From the statistics above we can also interpret our model’s summary statistics vs. those of our simple linear regression model (from Elementary Linear Regression):
- p-values: if we go to the “Pr(>|t|)” column and observe the value for each independent variable, we see that all values are “< 2e-16”. This is well beneath 0.05, which is often used as a selection threshold. Thus, all variables play a significant role in predicting wins.
- RSE: 14.52→12.47 is an improvement. Being that the residual standard error provides indication of how far (on average) our residuals are from the fit line, a lower value is better here.
- F-statistic: 404.9→288 confirms that considering more variables introduces greater variability to our model. The f-statistic provides a measure of variability between groups over variability within each group, where a higher value is evidence in favor of a model’s efficacy.
- Adj. R²: 0.1508→0.2865 is an improvement. Typically values near 1 are indicative of a strong model. Our relatively low value is concerning and indicative of a weak model but it may be the best we can do given our dataset. Further exploration and visualizations would be required to make any sortof “final ruling” on the efficacy of the model.
As a next step, we’ll introduce and explore corresponding residual plots.
A residual is a measure of the vertical distance between each data point and our fit line. Every data point has a residual. If the point sits directly on our fit line then its residual is 0. That’s a rare case though and what’s more likely is that there’s some distance between each point and our best fit line.
Typically, we plot and interpret our residuals as a part of validating our model. Being that the subject of this article is to compare the application of simple and multi linear regression model’s, I’ll keep the residual interpretation “high level”. For more depth, check out this article.

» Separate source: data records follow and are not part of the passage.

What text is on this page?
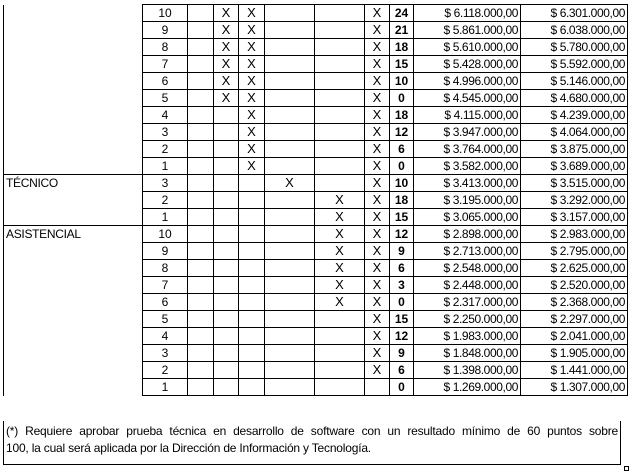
	10		X	X			X	24	$ 6.118.000,00	$ 6.301.000,00
	9		X	X			X	21	$ 5.861.000,00	$ 6.038.000,00
	8		X	X			X	18	$ 5.610.000,00	$ 5.780.000,00
	7		X	X			X	15	$ 5.428.000,00	$ 5.592.000,00
	6		X	X			X	10	$ 4.996.000,00	$ 5.146.000,00
	5		X	X			X	0	$ 4.545.000,00	$ 4.680.000,00
	4			X			X	18	$ 4.115.000,00	$ 4.239.000,00
	3			X			X	12	$ 3.947.000,00	$ 4.064.000,00
	2			X			X	6	$ 3.764.000,00	$ 3.875.000,00
	1			X			X	0	$ 3.582.000,00	$ 3.689.000,00
TÉCNICO	3				X		X	10	$ 3.413.000,00	$ 3.515.000,00
	2					X	X	18	$ 3.195.000,00	$ 3.292.000,00
	1					X	X	15	$ 3.065.000,00	$ 3.157.000,00
ASISTENCIAL	10					X	X	12	$ 2.898.000,00	$ 2.983.000,00
	9					X	X	9	$ 2.713.000,00	$ 2.795.000,00
	8					X	X	6	$ 2.548.000,00	$ 2.625.000,00
	7					X	X	3	$ 2.448.000,00	$ 2.520.000,00
	6					X	X	0	$ 2.317.000,00	$ 2.368.000,00
	5						X	15	$ 2.250.000,00	$ 2.297.000,00
	4						X	12	$ 1.983.000,00	$ 2.041.000,00
	3						X	9	$ 1.848.000,00	$ 1.905.000,00
	2						X	6	$ 1.398.000,00	$ 1.441.000,00
	1							0	$ 1.269.000,00	$ 1.307.000,00
(*) Requiere aprobar prueba técnica en desarrollo de software con un resultado mínimo de 60 puntos sobre
100, la cual será aplicada por la Dirección de Información y Tecnología.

Plotting residuals in R is rather simple:

We set the display layout of our plots to be that of a 2 x 2 matrix, output in a [1 2, 3 4] manner, and then we call R’s built-in plot() function upon our model to generate residual plots.
What follows is the result:

The residuals vs. fitted and scale-location show that homoscedasticity (same variance from fit line) and non-equal dispersion (a consistent data spread throughout the plot range) may be of concern. With this said, there doesn’t appear to be a non-linear pattern to our data and thus our output is OK and may be improved by dealing with influential outliers (noted below).
On a more positive note, our normal Q-Q and residuals vs. leverage plots are promising. The Q-Q plot show our data following a straight line as desired, while the leverage plot have Cook’s distance lines (the red dashed lines) toward the edges of the plot, which is a positive indicator, and influential cases clearly marked (859, 1821, 2031).
Based on our summary statistics and residual plots, we see that our multi regression model is an improvement over the simple regression model. Considering more than one variable improved the performance of our model and introduced greater predictive capacity.
With that said, our r-squared value is a mark for concern and proof still that this model holds room for improvement. These improvements may come in the form of considering additional variables, dealing with outliers, or automated feature engineering (forward, backward, or step-wise).
In short, while a step in the right direction, this step also shows how much further there is to go and how important it is that the data we input is good and clean.